With Eyes Wide Open Into the Jaws of Death: The Scope and Operation of the Necessity Defence to Collision Liability
Abstract
To secure the safety of navigation the Convention on the International Regulations for Preventing Collisions at Sea, 1972[1] require crossing vessels[2] to assume reciprocal obligations, and makes non-conforming vessels responsible for the costs of non-conformity. Rule 17 provides regulatory sanction for what would otherwise constitute negligence[3] by authorising a stand-on vessel’s (SOV) departure from its obligations if and only if acting contrary to the rules was a necessary and proportionate response to an immediate risk of collision. Exceptions represent a challenge to the aim of formulating rigorous regulations and promulgating uniform constructions providing predictable, practicable and justified rules for secure navigation. Admiralty has responded pragmatically to exceptional cases as they have arisen, taking a cautious case by case approach to ensure that the claim of justified departure is examined for whether it satisfies the norm of the secure navigation, and the exception is not used expediently to evade responsibility.
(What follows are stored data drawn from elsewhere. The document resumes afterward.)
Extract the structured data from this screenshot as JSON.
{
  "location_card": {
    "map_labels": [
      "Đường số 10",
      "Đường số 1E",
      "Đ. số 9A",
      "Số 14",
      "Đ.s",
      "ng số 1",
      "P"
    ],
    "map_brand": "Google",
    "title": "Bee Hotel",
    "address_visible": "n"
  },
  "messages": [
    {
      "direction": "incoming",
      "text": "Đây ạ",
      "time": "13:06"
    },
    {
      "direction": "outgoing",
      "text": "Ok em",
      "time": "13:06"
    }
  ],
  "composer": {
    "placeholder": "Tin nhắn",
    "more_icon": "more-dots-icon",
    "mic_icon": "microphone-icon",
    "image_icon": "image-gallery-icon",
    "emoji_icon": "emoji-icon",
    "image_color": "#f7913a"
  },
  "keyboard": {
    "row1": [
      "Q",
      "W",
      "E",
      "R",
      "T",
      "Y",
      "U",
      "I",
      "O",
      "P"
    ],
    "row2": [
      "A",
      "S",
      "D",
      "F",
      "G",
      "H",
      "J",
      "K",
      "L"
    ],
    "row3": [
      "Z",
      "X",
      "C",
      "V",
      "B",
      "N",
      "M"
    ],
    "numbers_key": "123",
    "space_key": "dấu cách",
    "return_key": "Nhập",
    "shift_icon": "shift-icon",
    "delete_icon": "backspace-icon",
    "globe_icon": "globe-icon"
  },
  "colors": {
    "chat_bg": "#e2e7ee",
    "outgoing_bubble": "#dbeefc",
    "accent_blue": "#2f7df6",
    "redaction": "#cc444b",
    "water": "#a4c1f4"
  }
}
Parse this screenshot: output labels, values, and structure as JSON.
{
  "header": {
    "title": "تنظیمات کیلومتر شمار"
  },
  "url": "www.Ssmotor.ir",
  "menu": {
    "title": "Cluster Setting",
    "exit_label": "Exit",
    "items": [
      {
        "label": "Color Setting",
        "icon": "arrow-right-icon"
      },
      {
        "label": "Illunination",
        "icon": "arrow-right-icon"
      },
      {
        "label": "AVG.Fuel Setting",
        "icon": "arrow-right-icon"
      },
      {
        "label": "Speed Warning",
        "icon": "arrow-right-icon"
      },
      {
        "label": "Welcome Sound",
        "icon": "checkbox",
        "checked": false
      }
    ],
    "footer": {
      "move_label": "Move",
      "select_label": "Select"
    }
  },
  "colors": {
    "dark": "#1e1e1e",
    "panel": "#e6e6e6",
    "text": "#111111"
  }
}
The FMG Hong Kong Shipping Limited, the Demise Charterers of FMG Sydney v The Owners of MSC Apollo[4] involved a complex interplay of actions, reactions, assumptions, miscommunications, and misdirected and misstated intentions amongst multiple vessels in an inherently uncertain and confused navigational context. It illustrates Admiralty’s pragmatic approach to the development and extension of the principles of necessary departure. First the court prioritises adherence to the rules as a means of avoiding collision, and only then examines and determines whether and when an act contrary to the rules of navigation may be vindicated.
[1] Convention on the International Regulations for Preventing Collisions at Sea (COLREGs) 1972 1050 UNTS 16 (entered into force 15 July 1977).
[2] Crossing vessels are defined at COLREGs r 15. They are ‘vessels travelling upon converging courses so as to involve a risk of collision’ (The Olympic v HMS Hawke CA 1913 214, 218) (The Olympic).
[3] See The Birkenhead 3 W. Rob 75; The James Watt 2 W. Rob. 270; The Vivid 7 Not. of Cas. 127; The Ceto 14 App. Cas. 670, 673 (per Lord Halsbury), 689 (Lord Bramwell).
[4] FMG Hong Kong Shipping Limited, The Demise Charterers of FMG Sydney v The Owners of MSC Apollo [2023] EWHC 328 (The Sydney).